Callinicos insiste sur le fait que c'est là tout ce qui est possible, allant jusqu'à affirmer que le développement de la lutte des classes ne ne fournit aucune occasion de gagner la classe ouvrière à une perspective révolutionnaire, mais, plutôt, « en attirant de nouvelles couches de travailleurs vers les activités nécessitant une conscience de classe, tendra à étendre la base de la politique réformiste ».

Il dit de la propre expérience du SWP, « L'influence continue du réformisme nous limite de différentes manières. Finalement ce qui a causé la perte de Respect c'est qu'il n'a pas réussi à créer une scission importante dans le Parti travailliste… Un parti de gauche radicale c'est comme un front uni classique en ce qu'il met ensemble des forces politiquement hétérogènes. C'est en partie la conséquence du caractère relativement ouvert des programmes de tels partis, qui jonglent généralement entre réforme et révolution»

Pour Callanicos, la leçon à tirer de Respect c'est que, ce que les travaillistes et la bureaucratie syndicale demandent, les groupes de gauche doivent l'exécuter. Dans un article suivant, « l'effondrement du parti travailliste, les victoires du BNP – fusion politique » de juillet 2009, il met en garde ses partenaires « de gauche » : « si nous sommes d'une honnêteté brutale concernant nos propres forces et faiblesses, il faut admettre que la gauche radicale est mal-en-point»

Pour que le BNP et d'autres partis d'extrême-droite ne profitent pas de l'effondrement du Parti travailliste, « nous avons besoin d'agir ensemble électoralement. Pour cela il faut, de la part des différents fragments de la gauche radicale, une admission de notre échec collectif… Tant que nous adhérons chacun à l'illusion que nous pouvons réaliser cette percée seuls, nous sommes perdus»

Le cynisme politique du SWP est sans limites. Tout en menaçant ses alliés électoraux potentiels du spectre de la droite, Callinicos reconnaît dans le même texte que « il est important de ne pas surestimer » cette menace. « Le vote BNP a en fait diminué dans les deux circonscriptions où il a obtenu des places.
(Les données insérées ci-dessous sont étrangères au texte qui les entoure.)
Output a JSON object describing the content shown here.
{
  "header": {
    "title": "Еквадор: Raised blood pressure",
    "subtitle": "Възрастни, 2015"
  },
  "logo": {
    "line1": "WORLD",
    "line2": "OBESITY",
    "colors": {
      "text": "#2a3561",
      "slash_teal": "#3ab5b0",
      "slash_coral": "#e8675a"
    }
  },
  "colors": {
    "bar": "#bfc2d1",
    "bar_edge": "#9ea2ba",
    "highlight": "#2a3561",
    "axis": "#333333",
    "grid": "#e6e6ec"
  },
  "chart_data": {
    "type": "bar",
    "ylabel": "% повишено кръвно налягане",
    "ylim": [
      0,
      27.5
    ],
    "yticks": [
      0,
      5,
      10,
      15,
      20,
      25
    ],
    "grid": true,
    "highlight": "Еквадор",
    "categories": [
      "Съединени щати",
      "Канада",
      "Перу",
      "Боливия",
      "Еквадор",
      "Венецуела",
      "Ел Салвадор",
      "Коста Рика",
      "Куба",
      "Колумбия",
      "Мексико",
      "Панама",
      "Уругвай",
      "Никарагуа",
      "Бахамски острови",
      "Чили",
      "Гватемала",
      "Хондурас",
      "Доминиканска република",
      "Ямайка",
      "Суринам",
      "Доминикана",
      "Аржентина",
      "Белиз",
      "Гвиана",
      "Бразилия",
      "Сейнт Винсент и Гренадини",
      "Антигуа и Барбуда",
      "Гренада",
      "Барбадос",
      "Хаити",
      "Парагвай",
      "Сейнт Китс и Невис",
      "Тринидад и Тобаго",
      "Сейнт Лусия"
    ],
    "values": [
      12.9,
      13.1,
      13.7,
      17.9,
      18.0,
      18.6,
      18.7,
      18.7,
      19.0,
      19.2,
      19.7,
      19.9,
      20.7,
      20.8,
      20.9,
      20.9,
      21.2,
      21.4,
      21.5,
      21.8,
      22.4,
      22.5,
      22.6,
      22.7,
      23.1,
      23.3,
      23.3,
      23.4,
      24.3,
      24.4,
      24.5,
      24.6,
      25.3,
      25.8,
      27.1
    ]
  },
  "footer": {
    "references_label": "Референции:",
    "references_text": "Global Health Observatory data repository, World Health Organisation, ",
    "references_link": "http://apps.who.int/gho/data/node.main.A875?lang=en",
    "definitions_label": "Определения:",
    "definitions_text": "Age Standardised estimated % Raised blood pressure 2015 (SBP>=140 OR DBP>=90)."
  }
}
Les nazis sont entrés au Parlement du fait de l'abstention massive des électeurs travaillistes » et « il y a très peu de signes donnant à penser à un virage à droite généralisé de la société britannique semblable à celui qui a amené Thatcher au pouvoir il y a 30 ans»
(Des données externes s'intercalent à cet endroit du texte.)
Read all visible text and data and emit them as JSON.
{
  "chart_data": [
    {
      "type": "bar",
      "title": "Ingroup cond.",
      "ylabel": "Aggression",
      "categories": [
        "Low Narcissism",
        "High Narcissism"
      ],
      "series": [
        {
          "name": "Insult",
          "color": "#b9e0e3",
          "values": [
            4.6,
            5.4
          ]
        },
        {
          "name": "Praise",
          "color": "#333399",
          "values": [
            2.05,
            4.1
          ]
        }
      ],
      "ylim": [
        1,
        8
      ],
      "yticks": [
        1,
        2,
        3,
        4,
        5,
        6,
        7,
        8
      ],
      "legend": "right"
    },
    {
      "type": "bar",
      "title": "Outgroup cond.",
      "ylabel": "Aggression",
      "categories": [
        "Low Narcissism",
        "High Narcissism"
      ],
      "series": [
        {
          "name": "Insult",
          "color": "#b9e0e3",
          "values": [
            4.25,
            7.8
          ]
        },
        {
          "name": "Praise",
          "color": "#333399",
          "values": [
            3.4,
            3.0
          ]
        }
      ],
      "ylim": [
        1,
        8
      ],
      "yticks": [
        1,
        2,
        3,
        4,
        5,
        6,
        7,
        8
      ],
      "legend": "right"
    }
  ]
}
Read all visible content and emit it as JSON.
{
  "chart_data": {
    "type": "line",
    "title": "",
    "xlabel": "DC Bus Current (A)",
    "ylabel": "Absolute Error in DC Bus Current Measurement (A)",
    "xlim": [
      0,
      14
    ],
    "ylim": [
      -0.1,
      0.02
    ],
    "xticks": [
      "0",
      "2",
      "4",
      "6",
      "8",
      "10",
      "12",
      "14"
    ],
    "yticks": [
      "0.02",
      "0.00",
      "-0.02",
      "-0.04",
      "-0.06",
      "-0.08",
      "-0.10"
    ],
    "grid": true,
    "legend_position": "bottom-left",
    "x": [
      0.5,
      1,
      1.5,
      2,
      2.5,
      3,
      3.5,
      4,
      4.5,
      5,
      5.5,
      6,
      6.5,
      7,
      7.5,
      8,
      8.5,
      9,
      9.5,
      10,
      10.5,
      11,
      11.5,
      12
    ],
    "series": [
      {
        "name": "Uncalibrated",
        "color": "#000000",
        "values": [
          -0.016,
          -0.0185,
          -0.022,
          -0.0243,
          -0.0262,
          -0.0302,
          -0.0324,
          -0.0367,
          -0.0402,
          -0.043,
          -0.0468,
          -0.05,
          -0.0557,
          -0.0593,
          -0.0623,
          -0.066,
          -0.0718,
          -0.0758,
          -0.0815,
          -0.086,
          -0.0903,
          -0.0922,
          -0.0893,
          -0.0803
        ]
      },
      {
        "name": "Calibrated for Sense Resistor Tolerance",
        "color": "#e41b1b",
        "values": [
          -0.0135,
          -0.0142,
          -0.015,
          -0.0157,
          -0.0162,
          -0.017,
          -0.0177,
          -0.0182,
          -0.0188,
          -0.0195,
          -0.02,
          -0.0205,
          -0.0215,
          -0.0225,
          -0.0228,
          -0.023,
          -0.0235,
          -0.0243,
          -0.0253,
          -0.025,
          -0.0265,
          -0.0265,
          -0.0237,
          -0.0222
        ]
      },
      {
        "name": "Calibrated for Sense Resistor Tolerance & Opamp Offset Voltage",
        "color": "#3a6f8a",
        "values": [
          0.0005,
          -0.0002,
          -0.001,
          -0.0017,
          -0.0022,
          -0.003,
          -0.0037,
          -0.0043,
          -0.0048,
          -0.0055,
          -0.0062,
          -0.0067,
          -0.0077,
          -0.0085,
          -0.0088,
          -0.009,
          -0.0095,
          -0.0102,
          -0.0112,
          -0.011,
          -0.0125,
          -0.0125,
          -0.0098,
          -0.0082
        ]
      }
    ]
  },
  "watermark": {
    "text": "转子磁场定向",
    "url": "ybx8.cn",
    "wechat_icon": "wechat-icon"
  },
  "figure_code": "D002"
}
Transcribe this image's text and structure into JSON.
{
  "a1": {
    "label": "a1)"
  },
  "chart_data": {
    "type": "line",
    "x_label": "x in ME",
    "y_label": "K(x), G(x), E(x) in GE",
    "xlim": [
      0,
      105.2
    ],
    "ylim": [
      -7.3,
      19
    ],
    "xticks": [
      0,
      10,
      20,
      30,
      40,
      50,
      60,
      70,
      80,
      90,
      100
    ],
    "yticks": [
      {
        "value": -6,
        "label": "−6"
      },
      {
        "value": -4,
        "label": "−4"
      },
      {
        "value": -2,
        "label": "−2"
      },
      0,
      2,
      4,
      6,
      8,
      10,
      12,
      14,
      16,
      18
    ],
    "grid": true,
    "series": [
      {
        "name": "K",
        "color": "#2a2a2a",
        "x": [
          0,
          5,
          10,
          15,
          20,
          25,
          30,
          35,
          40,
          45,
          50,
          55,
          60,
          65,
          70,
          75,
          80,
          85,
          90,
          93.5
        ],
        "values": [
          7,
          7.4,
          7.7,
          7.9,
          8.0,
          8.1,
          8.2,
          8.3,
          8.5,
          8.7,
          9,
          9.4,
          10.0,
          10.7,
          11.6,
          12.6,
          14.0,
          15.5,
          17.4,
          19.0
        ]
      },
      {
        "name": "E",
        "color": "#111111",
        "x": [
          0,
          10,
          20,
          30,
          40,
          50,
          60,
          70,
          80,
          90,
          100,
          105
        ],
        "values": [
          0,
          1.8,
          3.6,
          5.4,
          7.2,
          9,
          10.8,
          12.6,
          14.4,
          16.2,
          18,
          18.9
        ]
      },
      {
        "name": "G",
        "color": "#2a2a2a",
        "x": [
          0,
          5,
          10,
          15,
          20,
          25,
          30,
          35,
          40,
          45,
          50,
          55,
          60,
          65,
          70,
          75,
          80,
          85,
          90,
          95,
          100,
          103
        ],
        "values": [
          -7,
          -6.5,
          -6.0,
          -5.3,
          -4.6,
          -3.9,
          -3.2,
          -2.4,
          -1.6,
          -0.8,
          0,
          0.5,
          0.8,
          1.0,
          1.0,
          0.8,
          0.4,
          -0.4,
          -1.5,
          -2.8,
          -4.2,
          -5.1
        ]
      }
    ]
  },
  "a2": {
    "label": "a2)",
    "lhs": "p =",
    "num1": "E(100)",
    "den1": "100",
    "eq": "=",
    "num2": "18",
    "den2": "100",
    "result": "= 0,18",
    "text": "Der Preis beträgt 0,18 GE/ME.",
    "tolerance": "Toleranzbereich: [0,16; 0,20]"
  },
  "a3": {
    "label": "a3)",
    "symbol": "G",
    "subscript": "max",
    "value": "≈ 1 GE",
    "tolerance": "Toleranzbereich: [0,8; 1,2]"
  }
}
En d'autres termes, le SWP est poussé à publier sa « lettre ouverte » non par souci sincère d'un risque fasciste – sa polémique aurait été largement inchangée si le BNP s'était effondré. Sa motivation politique essentielle est de botter en touche toute opposition socialiste authentique à la bureaucratie travailliste et syndicale.
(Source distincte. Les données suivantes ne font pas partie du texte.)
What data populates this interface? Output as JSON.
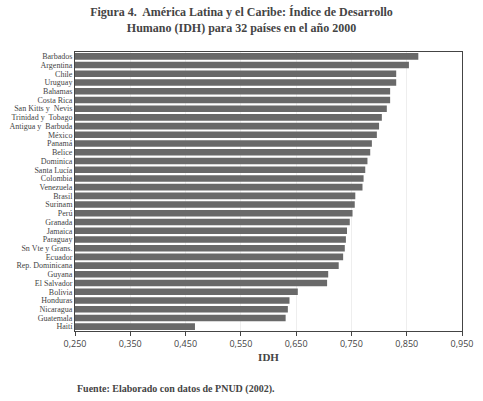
{
  "chart_data": {
    "type": "bar",
    "orientation": "horizontal",
    "title": "Figura 4.  América Latina y el Caribe: Índice de Desarrollo\nHumano (IDH) para 32 países en el año 2000",
    "xlabel": "IDH",
    "annotations": [
      "Fuente: Elaborado con datos de PNUD (2002)."
    ],
    "categories": [
      "Barbados",
      "Argentina",
      "Chile",
      "Uruguay",
      "Bahamas",
      "Costa Rica",
      "San Kitts y  Nevis",
      "Trinidad y  Tobago",
      "Antigua y  Barbuda",
      "México",
      "Panamá",
      "Belice",
      "Dominica",
      "Santa Lucía",
      "Colombia",
      "Venezuela",
      "Brasil",
      "Surinam",
      "Perú",
      "Granada",
      "Jamaica",
      "Paraguay",
      "Sn Vte y Grans.",
      "Ecuador",
      "Rep. Dominicana",
      "Guyana",
      "El Salvador",
      "Bolivia",
      "Honduras",
      "Nicaragua",
      "Guatemala",
      "Haití"
    ],
    "values": [
      0.871,
      0.854,
      0.831,
      0.831,
      0.82,
      0.82,
      0.814,
      0.805,
      0.8,
      0.796,
      0.787,
      0.784,
      0.779,
      0.775,
      0.772,
      0.77,
      0.757,
      0.756,
      0.752,
      0.747,
      0.742,
      0.74,
      0.738,
      0.735,
      0.727,
      0.708,
      0.706,
      0.653,
      0.638,
      0.635,
      0.631,
      0.467
    ],
    "color": "#696969",
    "xlim": [
      0.25,
      0.95
    ],
    "xticks": [
      {
        "value": 0.25,
        "label": "0,250"
      },
      {
        "value": 0.35,
        "label": "0,350"
      },
      {
        "value": 0.45,
        "label": "0,450"
      },
      {
        "value": 0.55,
        "label": "0,550"
      },
      {
        "value": 0.65,
        "label": "0,650"
      },
      {
        "value": 0.75,
        "label": "0,750"
      },
      {
        "value": 0.85,
        "label": "0,850"
      },
      {
        "value": 0.95,
        "label": "0,950"
      }
    ],
    "grid": true
  }
}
Callinicos se plaint même de la « faiblesse chronique, historique, de la gauche travailliste » en Grande-Bretagne, avant d'insister que « cela ne serait pas si important si leurs idées n'étaient pas encore soutenues par des millions de gens (comme le montre l'immense popularité dont jouit Tony Benn à plus de 80 ans) ».

Il faut faire remarquer que Benn, qui n'est plus vraiment une force de première importance en politique aujourd'hui, a déclaré qu'il mourrait comme il a vécu, à savoir comme un membre loyal du Parti travailliste.